Deux mélodies, Op. 19, L. 21 (from French, "Two Melodies"), is a short collection of melodies for voice and piano by French composer Albert Roussel. It was finished in 1918.

== Background ==
Deux mélodies was composed while the composer was staying at Perros-Guirec. The first piece was written on August 10, 1918, and the second piece was written on August 17, 1918. Up to three manuscripts are still preserved of the first piece. One is found at the Royal Library of Belgium, in Brussels, while the remaining two are preserved at the University of Texas at Austin, one of them not being written by the composer but being a copy likely made by the editor. The second piece has only one surviving manuscript, which is preserved at the University of Texas at Austin.

The pieces are based on poems by Georges Jean-Aubry (No. I) and Ernest Oliphant (No. II). The poem for the first piece remained unpublished for a long time but was sent privately to Roussel. In correspondence dated March 13, 1918, Roussel wrote: "I have read with pleasure your delicate impressions of England, and I find them, like you, perfectly 'musical.' I will reread them carefully. I think that Drame or Light would fit well with my way of thinking." The poem was eventually published in the booklet Le nain vert in 1957. The origin of the poem for the second piece, however, has not been established, and it is unclear whether it was ever published.

Each piece was dedicated to a different person. The first was dedicated to the wife of Gaston Frager (whose given name is unknown), while the second was dedicated to the music critic Edwin Evans. The set premiered on December 27, 1919, at the Salle des Agriculteurs in Paris, in a concert organized by the Société nationale de musique. The premiere performance featured Lucy Vuillemin with pianist Louis Vuillemin. The pieces were published later that year by Éditions Durand in Paris. The published edition included translations into English by dedicatee Edwin Evans (No. I). The poem used in "A Farewell" is set in the original English. The French translator for this piece is unknown, although it is presumed it was written by Charles Nuitter.

== Structure ==
The set is scored for voice (a contralto in the first piece and a mezzo-soprano in the second) with piano accompaniment.
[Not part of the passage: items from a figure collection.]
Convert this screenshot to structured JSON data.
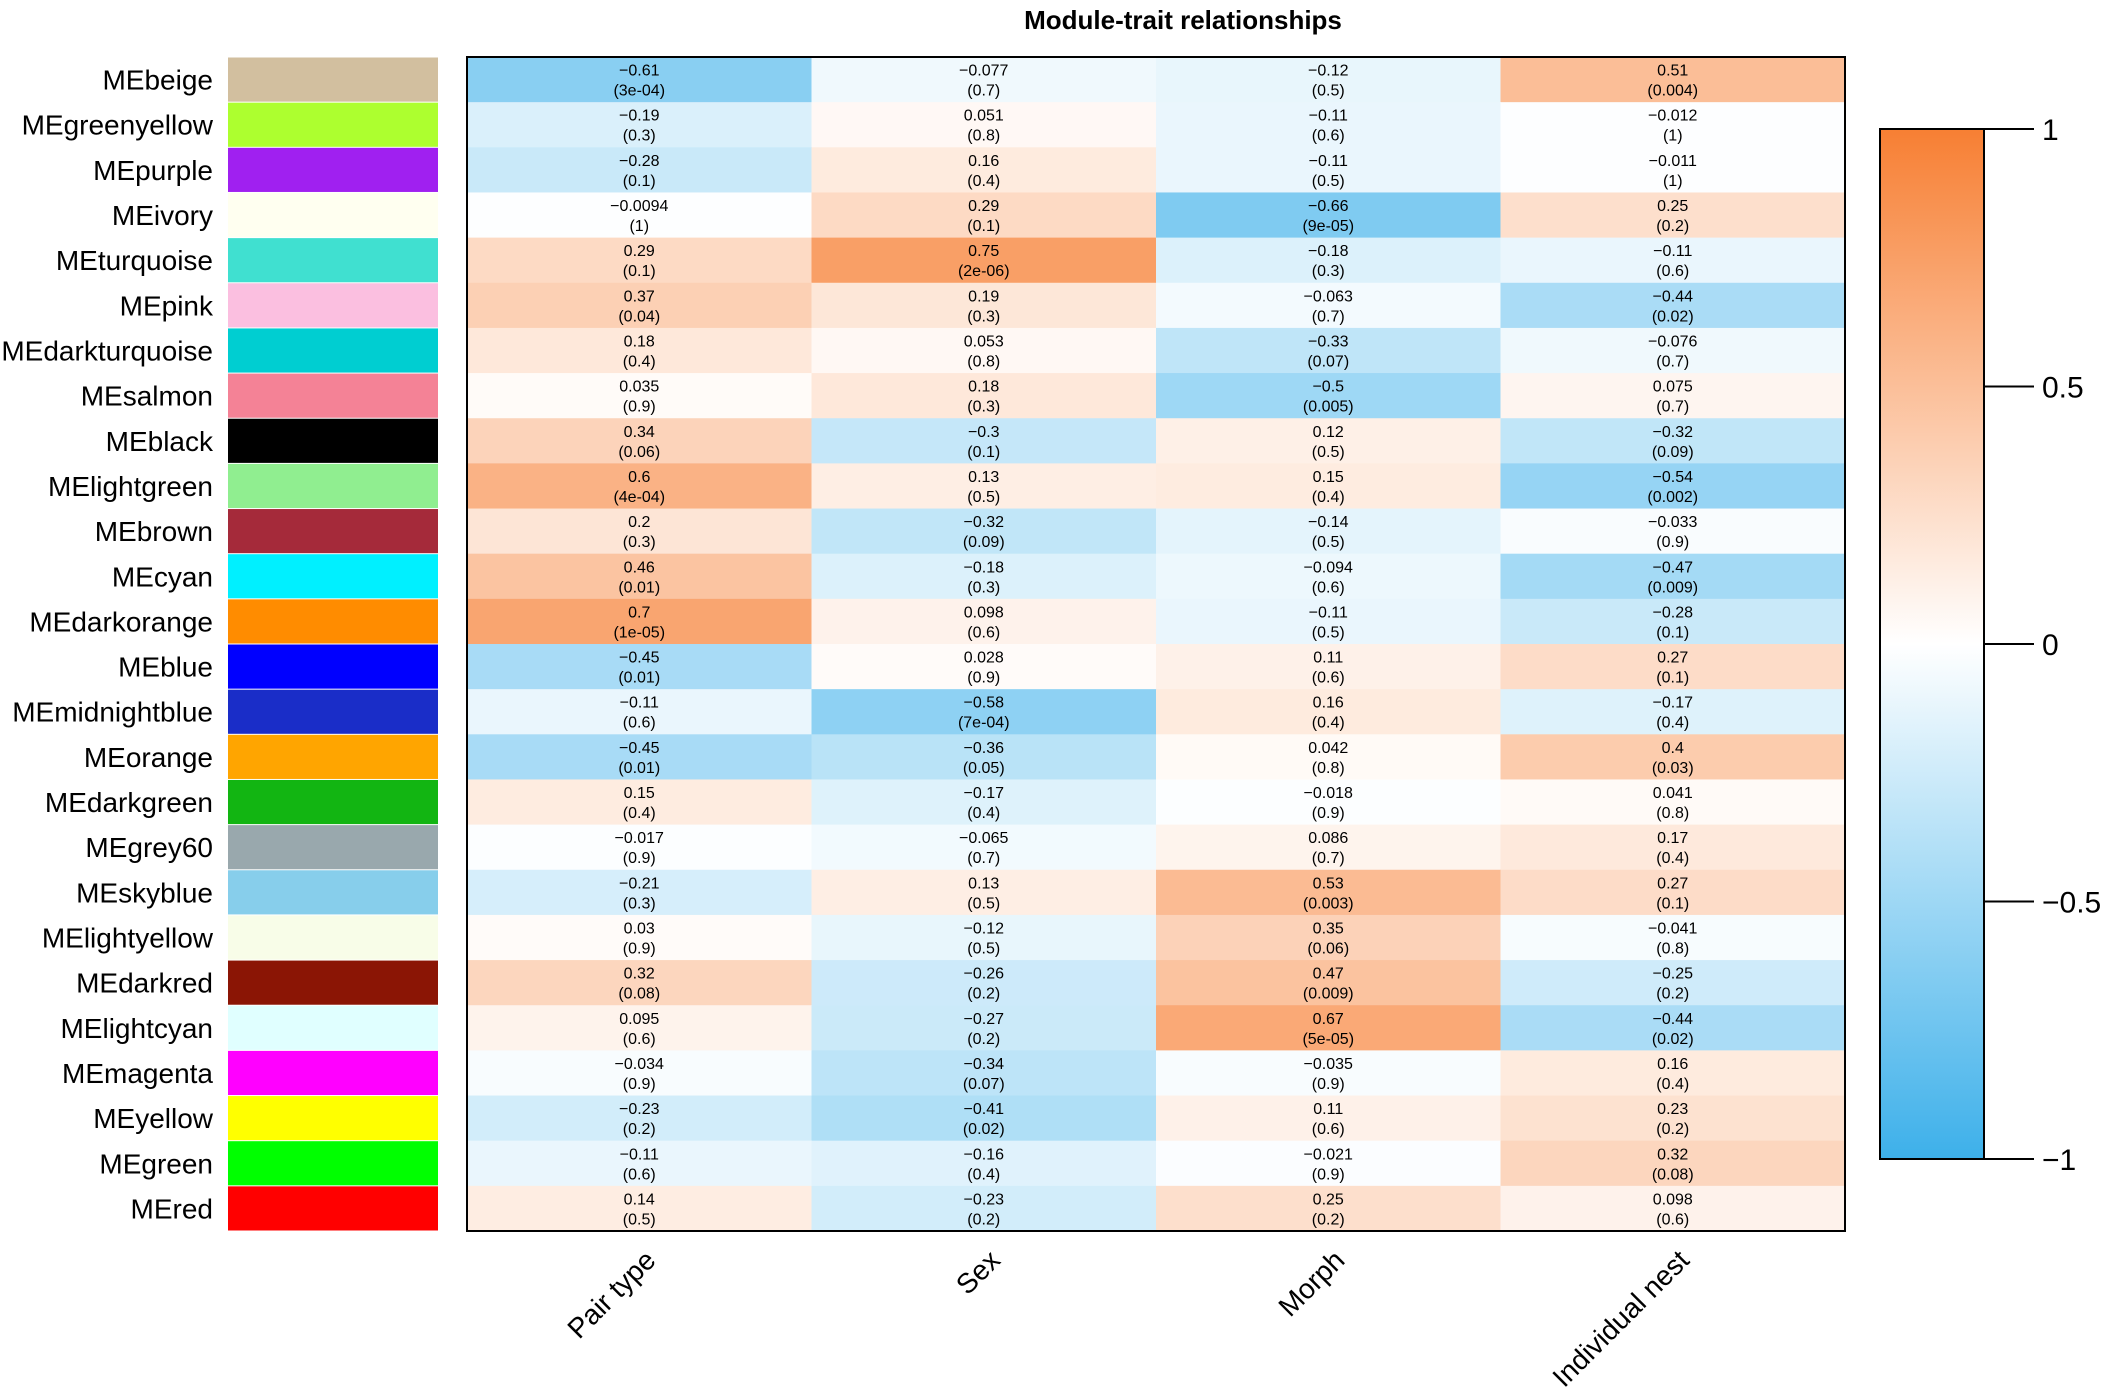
{
  "chart_data": {
    "type": "heatmap",
    "title": "Module-trait relationships",
    "rows": [
      {
        "name": "MEbeige",
        "color": "#d2bf9f"
      },
      {
        "name": "MEgreenyellow",
        "color": "#adff2f"
      },
      {
        "name": "MEpurple",
        "color": "#a020f0"
      },
      {
        "name": "MEivory",
        "color": "#fffff0"
      },
      {
        "name": "MEturquoise",
        "color": "#40e0d0"
      },
      {
        "name": "MEpink",
        "color": "#fbbfe0"
      },
      {
        "name": "MEdarkturquoise",
        "color": "#00ced1"
      },
      {
        "name": "MEsalmon",
        "color": "#f48296"
      },
      {
        "name": "MEblack",
        "color": "#000000"
      },
      {
        "name": "MElightgreen",
        "color": "#90ee90"
      },
      {
        "name": "MEbrown",
        "color": "#a52a3a"
      },
      {
        "name": "MEcyan",
        "color": "#00f0ff"
      },
      {
        "name": "MEdarkorange",
        "color": "#ff8c00"
      },
      {
        "name": "MEblue",
        "color": "#0000ff"
      },
      {
        "name": "MEmidnightblue",
        "color": "#1a2dc8"
      },
      {
        "name": "MEorange",
        "color": "#ffa500"
      },
      {
        "name": "MEdarkgreen",
        "color": "#12b512"
      },
      {
        "name": "MEgrey60",
        "color": "#99a8ad"
      },
      {
        "name": "MEskyblue",
        "color": "#87ceeb"
      },
      {
        "name": "MElightyellow",
        "color": "#f8fde8"
      },
      {
        "name": "MEdarkred",
        "color": "#8b1505"
      },
      {
        "name": "MElightcyan",
        "color": "#e0ffff"
      },
      {
        "name": "MEmagenta",
        "color": "#ff00ff"
      },
      {
        "name": "MEyellow",
        "color": "#ffff00"
      },
      {
        "name": "MEgreen",
        "color": "#00ff00"
      },
      {
        "name": "MEred",
        "color": "#ff0000"
      }
    ],
    "columns": [
      "Pair type",
      "Sex",
      "Morph",
      "Individual nest"
    ],
    "values": [
      [
        "−0.61",
        "−0.077",
        "−0.12",
        "0.51"
      ],
      [
        "−0.19",
        "0.051",
        "−0.11",
        "−0.012"
      ],
      [
        "−0.28",
        "0.16",
        "−0.11",
        "−0.011"
      ],
      [
        "−0.0094",
        "0.29",
        "−0.66",
        "0.25"
      ],
      [
        "0.29",
        "0.75",
        "−0.18",
        "−0.11"
      ],
      [
        "0.37",
        "0.19",
        "−0.063",
        "−0.44"
      ],
      [
        "0.18",
        "0.053",
        "−0.33",
        "−0.076"
      ],
      [
        "0.035",
        "0.18",
        "−0.5",
        "0.075"
      ],
      [
        "0.34",
        "−0.3",
        "0.12",
        "−0.32"
      ],
      [
        "0.6",
        "0.13",
        "0.15",
        "−0.54"
      ],
      [
        "0.2",
        "−0.32",
        "−0.14",
        "−0.033"
      ],
      [
        "0.46",
        "−0.18",
        "−0.094",
        "−0.47"
      ],
      [
        "0.7",
        "0.098",
        "−0.11",
        "−0.28"
      ],
      [
        "−0.45",
        "0.028",
        "0.11",
        "0.27"
      ],
      [
        "−0.11",
        "−0.58",
        "0.16",
        "−0.17"
      ],
      [
        "−0.45",
        "−0.36",
        "0.042",
        "0.4"
      ],
      [
        "0.15",
        "−0.17",
        "−0.018",
        "0.041"
      ],
      [
        "−0.017",
        "−0.065",
        "0.086",
        "0.17"
      ],
      [
        "−0.21",
        "0.13",
        "0.53",
        "0.27"
      ],
      [
        "0.03",
        "−0.12",
        "0.35",
        "−0.041"
      ],
      [
        "0.32",
        "−0.26",
        "0.47",
        "−0.25"
      ],
      [
        "0.095",
        "−0.27",
        "0.67",
        "−0.44"
      ],
      [
        "−0.034",
        "−0.34",
        "−0.035",
        "0.16"
      ],
      [
        "−0.23",
        "−0.41",
        "0.11",
        "0.23"
      ],
      [
        "−0.11",
        "−0.16",
        "−0.021",
        "0.32"
      ],
      [
        "0.14",
        "−0.23",
        "0.25",
        "0.098"
      ]
    ],
    "pvalues": [
      [
        "(3e-04)",
        "(0.7)",
        "(0.5)",
        "(0.004)"
      ],
      [
        "(0.3)",
        "(0.8)",
        "(0.6)",
        "(1)"
      ],
      [
        "(0.1)",
        "(0.4)",
        "(0.5)",
        "(1)"
      ],
      [
        "(1)",
        "(0.1)",
        "(9e-05)",
        "(0.2)"
      ],
      [
        "(0.1)",
        "(2e-06)",
        "(0.3)",
        "(0.6)"
      ],
      [
        "(0.04)",
        "(0.3)",
        "(0.7)",
        "(0.02)"
      ],
      [
        "(0.4)",
        "(0.8)",
        "(0.07)",
        "(0.7)"
      ],
      [
        "(0.9)",
        "(0.3)",
        "(0.005)",
        "(0.7)"
      ],
      [
        "(0.06)",
        "(0.1)",
        "(0.5)",
        "(0.09)"
      ],
      [
        "(4e-04)",
        "(0.5)",
        "(0.4)",
        "(0.002)"
      ],
      [
        "(0.3)",
        "(0.09)",
        "(0.5)",
        "(0.9)"
      ],
      [
        "(0.01)",
        "(0.3)",
        "(0.6)",
        "(0.009)"
      ],
      [
        "(1e-05)",
        "(0.6)",
        "(0.5)",
        "(0.1)"
      ],
      [
        "(0.01)",
        "(0.9)",
        "(0.6)",
        "(0.1)"
      ],
      [
        "(0.6)",
        "(7e-04)",
        "(0.4)",
        "(0.4)"
      ],
      [
        "(0.01)",
        "(0.05)",
        "(0.8)",
        "(0.03)"
      ],
      [
        "(0.4)",
        "(0.4)",
        "(0.9)",
        "(0.8)"
      ],
      [
        "(0.9)",
        "(0.7)",
        "(0.7)",
        "(0.4)"
      ],
      [
        "(0.3)",
        "(0.5)",
        "(0.003)",
        "(0.1)"
      ],
      [
        "(0.9)",
        "(0.5)",
        "(0.06)",
        "(0.8)"
      ],
      [
        "(0.08)",
        "(0.2)",
        "(0.009)",
        "(0.2)"
      ],
      [
        "(0.6)",
        "(0.2)",
        "(5e-05)",
        "(0.02)"
      ],
      [
        "(0.9)",
        "(0.07)",
        "(0.9)",
        "(0.4)"
      ],
      [
        "(0.2)",
        "(0.02)",
        "(0.6)",
        "(0.2)"
      ],
      [
        "(0.6)",
        "(0.4)",
        "(0.9)",
        "(0.08)"
      ],
      [
        "(0.5)",
        "(0.2)",
        "(0.2)",
        "(0.6)"
      ]
    ],
    "color_scale": {
      "range": [
        -1,
        1
      ],
      "ticks": [
        "1",
        "0.5",
        "0",
        "−0.5",
        "−1"
      ],
      "tick_values": [
        1,
        0.5,
        0,
        -0.5,
        -1
      ],
      "low_color": "#3db0ea",
      "mid_color": "#ffffff",
      "high_color": "#f77f33"
    }
  }
}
It has a total duration of around six minutes. The movement list is as follows:

The first song in the cycle is a slow-moving piece in F♯ minor, set in 6/8, while the second, also slow, is in C minor and in 2/4.

== Recordings ==
Albert Roussel did not record the entire set, but he did make a recording of “Light” on March 12, 1929. It was recorded at the Studio Albert in Paris, with the mezzo-soprano Claire Croiza singing and Roussel accompanying her on the piano.